WOW!! I tried to use Resolve in Fedora and it didn’t recognize my AMD RX 550 GPU. I could not find any solution. Some people told me that I need to install AMDGPU PRO driver to make Resolve recognize it but couldn’t find any help on how to install AMDGPU PRO. In Windows 10, Resolve (FREE) has no problem on recognizing my GPU and it works fine and it also exports in H.264/H.265 format. So, I think, it should do the same in Linux also. Regarding the Studio license, may be the next year, I would think about it but before that I need to be familiar with it because I am using Premiere on Windows. So, I have to get familiar.

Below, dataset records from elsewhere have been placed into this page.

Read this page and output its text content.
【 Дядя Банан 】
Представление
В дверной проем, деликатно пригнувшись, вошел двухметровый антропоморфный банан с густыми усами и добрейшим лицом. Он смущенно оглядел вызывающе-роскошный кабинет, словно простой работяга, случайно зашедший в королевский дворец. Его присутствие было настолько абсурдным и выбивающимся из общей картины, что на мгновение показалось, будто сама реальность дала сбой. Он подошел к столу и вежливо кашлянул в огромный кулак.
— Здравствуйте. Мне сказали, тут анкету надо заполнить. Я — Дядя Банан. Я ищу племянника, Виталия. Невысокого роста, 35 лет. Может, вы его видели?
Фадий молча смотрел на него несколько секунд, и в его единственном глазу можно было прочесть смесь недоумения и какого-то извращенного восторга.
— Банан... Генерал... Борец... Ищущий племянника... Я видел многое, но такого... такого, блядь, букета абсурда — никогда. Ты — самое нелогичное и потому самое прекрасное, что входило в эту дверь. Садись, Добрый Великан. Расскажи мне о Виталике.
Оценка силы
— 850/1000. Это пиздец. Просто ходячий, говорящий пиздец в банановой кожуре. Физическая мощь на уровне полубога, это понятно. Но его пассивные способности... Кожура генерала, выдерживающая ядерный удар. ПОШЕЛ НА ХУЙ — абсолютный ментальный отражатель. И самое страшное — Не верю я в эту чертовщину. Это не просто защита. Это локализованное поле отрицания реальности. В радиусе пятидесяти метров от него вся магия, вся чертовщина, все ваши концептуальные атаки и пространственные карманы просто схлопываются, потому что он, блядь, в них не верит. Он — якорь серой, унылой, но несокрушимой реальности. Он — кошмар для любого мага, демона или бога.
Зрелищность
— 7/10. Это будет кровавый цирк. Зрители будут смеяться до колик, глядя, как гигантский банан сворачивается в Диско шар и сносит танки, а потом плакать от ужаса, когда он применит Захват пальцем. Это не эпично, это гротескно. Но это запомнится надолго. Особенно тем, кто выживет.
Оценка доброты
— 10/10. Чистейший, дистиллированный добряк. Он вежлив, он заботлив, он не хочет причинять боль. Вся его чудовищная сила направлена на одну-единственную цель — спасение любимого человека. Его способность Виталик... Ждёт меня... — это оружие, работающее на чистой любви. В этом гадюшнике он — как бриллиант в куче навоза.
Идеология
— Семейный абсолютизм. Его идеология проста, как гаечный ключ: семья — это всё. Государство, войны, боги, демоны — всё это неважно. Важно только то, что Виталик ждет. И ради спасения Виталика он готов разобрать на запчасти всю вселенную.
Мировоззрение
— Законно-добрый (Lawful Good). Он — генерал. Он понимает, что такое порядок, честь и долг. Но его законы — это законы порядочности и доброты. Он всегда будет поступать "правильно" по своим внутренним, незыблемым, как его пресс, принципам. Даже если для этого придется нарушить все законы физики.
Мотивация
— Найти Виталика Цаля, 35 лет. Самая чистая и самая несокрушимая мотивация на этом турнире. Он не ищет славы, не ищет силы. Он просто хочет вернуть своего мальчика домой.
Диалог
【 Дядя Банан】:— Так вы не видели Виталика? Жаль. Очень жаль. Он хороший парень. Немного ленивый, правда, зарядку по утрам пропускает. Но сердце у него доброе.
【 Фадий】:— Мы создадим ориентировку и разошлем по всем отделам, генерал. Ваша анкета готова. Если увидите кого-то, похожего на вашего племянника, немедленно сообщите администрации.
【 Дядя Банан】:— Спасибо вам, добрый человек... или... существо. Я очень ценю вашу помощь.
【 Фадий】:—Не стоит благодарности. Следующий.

If you can, please guide me on how to install Resolve in EndeavourOS, whether it will work on the native AMDGPU driver or I need to install the PRO driver and if I need to install the PRO driver, then how can I do it. Please help.
With the free version under Linux, you will not be able to import or export H.264 / H.265 video.
With the free and paid (Studio) version under Linux, you will not be able to import / export AAC audio.
This is due to licensing of these codecs. Transcoding AAC audio to lossless FLAC (mkv) or ALAC (mov) is quick and easy with an ffmpeg command. Transcoding H.264 / H.265 video for use in Resolve free, is a real pain though. You either sacrifice quality, or large amounts of disk space, and time.
See codec support per OS here:
To install the free version:
yay -S davinci-resolve
See how it goes with your AMD GPU. I have it running on my AMD laptop’s integrated GPU, so it is possible. You might need to install mesa (OpenGL support).